Tuesday 2 April 2013

What I'm working on

So I realise I haven't exactly been writing much on my blog so let me say a little bit about the projects I'm currently working on.


Obviously, I have been doing lots of visiting schools (as that is my job) but perhaps more interesting is the stuff I do around that, in the spare bits of time during the day or outside of work hours.

For the past little while I have mainly been helping out with the updating of telescope.org. Chris has done all the actual work in getting everything working, but a good portion of the design (new logo, pictures, layouts etc) has been my doing. Web design is not something that I've really done much of in the past and not something I thought I would enjoy but I've been finding it a lot of fun.

I'm just now resuming work on something that I was working on before we started to update telescope.org and that is a new FITS viewer.
You may have used my flash fits viewer to view your images from the telescope. It currently lives on the 'edit' tab of the page where you view your completed requests. It was the work of a summer a few years ago to create. It was built in flash because it really needed to be something that worked in all web browsers, whether that be the usually up-to-date systems most people have at home/work or the often hopelessly outdated systems we encounter in schools. Everyone here was rather sceptical that an image processing tool could be made efficient enough to run in flash, but I managed it (albeit with limited capabilities).

The work-in-progress
WebGL FITS viewer
As new web technologies have started to emerge, it is now becoming possible to build a much more powerful applet, that will still run in the web browser (as long as you are not foolish enough to still be using internet explorer). This is possible through the new capabilities of HTML5 (and specifically WebGL, which allows web applications to harness the power of your graphics card). I am working on this project entirely in my free time. My reasons for doing it are partly to help bring telescope.org to the forefront of technology and partly for my own personal reasons: I really like making pretty pictures of space (that's what I use my request slots for) and I've yet to find a decent fits editing tool that does what I want but doesn't cost hundreds of pounds/dollars/euros. So I might as well just make my own.

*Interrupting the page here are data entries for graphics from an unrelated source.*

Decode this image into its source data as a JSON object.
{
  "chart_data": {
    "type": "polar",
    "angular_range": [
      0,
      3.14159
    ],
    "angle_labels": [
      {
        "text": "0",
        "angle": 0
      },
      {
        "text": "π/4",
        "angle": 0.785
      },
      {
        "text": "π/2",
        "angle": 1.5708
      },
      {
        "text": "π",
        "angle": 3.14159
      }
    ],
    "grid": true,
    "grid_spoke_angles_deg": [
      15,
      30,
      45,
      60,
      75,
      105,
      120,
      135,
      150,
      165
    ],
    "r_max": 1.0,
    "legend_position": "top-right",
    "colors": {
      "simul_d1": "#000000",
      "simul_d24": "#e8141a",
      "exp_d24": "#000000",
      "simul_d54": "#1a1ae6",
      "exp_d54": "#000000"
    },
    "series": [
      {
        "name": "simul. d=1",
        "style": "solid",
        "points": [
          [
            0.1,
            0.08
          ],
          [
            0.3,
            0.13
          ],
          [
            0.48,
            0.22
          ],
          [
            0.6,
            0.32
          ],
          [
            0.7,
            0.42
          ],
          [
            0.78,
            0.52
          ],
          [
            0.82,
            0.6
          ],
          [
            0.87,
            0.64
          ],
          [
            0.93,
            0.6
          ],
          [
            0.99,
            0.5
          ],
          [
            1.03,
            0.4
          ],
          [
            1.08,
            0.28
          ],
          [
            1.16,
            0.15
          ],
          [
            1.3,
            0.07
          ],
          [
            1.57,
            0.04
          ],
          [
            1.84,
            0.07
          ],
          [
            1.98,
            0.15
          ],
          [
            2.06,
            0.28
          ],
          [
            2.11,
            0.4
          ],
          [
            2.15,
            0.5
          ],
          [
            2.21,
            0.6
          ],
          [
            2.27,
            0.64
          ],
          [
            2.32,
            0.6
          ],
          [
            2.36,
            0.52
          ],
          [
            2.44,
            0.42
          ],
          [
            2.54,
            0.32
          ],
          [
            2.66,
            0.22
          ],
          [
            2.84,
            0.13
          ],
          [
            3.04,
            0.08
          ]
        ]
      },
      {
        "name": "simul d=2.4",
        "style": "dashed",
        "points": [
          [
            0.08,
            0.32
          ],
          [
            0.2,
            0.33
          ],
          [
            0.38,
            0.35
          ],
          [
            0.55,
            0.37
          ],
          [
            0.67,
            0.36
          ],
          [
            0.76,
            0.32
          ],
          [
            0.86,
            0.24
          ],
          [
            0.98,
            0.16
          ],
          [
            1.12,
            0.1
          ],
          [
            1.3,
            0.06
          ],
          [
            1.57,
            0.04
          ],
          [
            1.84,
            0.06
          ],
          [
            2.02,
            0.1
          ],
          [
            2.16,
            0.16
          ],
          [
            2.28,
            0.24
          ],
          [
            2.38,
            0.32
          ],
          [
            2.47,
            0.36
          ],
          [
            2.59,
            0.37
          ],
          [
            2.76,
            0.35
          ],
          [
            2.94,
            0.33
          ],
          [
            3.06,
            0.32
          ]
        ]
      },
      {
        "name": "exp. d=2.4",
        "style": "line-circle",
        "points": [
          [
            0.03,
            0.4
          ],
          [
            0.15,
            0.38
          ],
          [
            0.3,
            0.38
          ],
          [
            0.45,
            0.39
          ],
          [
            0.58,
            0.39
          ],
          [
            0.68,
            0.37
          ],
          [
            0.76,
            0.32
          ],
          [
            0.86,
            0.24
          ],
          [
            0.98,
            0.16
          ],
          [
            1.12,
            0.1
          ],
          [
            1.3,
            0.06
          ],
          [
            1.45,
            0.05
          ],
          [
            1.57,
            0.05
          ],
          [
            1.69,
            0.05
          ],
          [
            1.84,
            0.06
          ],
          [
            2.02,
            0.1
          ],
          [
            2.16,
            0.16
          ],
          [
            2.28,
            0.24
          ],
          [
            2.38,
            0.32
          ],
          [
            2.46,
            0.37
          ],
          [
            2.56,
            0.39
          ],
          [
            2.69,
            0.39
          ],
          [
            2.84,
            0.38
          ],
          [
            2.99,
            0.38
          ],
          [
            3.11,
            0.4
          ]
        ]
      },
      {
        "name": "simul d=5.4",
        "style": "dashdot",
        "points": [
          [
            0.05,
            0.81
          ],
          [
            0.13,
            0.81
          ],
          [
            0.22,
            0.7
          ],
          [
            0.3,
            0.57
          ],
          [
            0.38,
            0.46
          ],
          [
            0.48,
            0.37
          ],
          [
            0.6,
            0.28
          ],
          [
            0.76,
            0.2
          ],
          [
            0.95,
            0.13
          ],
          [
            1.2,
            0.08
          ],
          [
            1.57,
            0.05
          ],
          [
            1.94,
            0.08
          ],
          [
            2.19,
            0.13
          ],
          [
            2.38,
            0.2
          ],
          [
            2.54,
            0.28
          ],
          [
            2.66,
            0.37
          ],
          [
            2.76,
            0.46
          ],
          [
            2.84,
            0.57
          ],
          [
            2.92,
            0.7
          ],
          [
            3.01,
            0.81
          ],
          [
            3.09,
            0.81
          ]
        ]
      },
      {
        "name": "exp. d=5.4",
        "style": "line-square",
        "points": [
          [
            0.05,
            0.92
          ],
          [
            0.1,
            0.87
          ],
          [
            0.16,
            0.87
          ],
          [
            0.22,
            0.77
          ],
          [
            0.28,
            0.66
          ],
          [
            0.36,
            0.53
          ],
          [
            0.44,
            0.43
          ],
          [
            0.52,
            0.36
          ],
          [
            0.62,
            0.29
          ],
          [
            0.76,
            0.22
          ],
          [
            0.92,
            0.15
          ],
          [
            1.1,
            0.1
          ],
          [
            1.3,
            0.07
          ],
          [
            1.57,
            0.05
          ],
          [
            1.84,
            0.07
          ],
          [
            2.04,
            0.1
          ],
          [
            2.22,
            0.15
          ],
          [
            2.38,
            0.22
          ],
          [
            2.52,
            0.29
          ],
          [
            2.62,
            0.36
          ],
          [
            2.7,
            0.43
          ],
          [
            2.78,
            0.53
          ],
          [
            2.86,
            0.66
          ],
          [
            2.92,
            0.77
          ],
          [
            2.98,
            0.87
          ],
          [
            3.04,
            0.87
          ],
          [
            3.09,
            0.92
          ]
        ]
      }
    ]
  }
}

New features that I hope the completed viewer will have include:

  • All the things the current one does (adjusting min/max/gamma, colour adjustment, alignment of colour channels etc)
  • Massive performance improvements
  • Stack and combine multiple images (with weighted stacking)
  • Luminance channel as well as red/green/blue
  • Define whether each individual frame is luminance/red/green/blue (or some combination)
  • A large array of customisable filters (such as sharpenning, curves adjustment, hue/satturation etc)
  • Apply filters to only specific parts of the image (masking)
  • Save image to your computer from within the applet (or share on social media sites)
  • A full screen mode for working in full-resolution
  • A user interface intuitive even to people that don't understand what the above means
  • Lots of other little things.
It's still a way off being finished (and even further from being integrated into telescope.org in some way) but it's already at the point where it can create some pretty nice images. I'll probably put them in a separate post.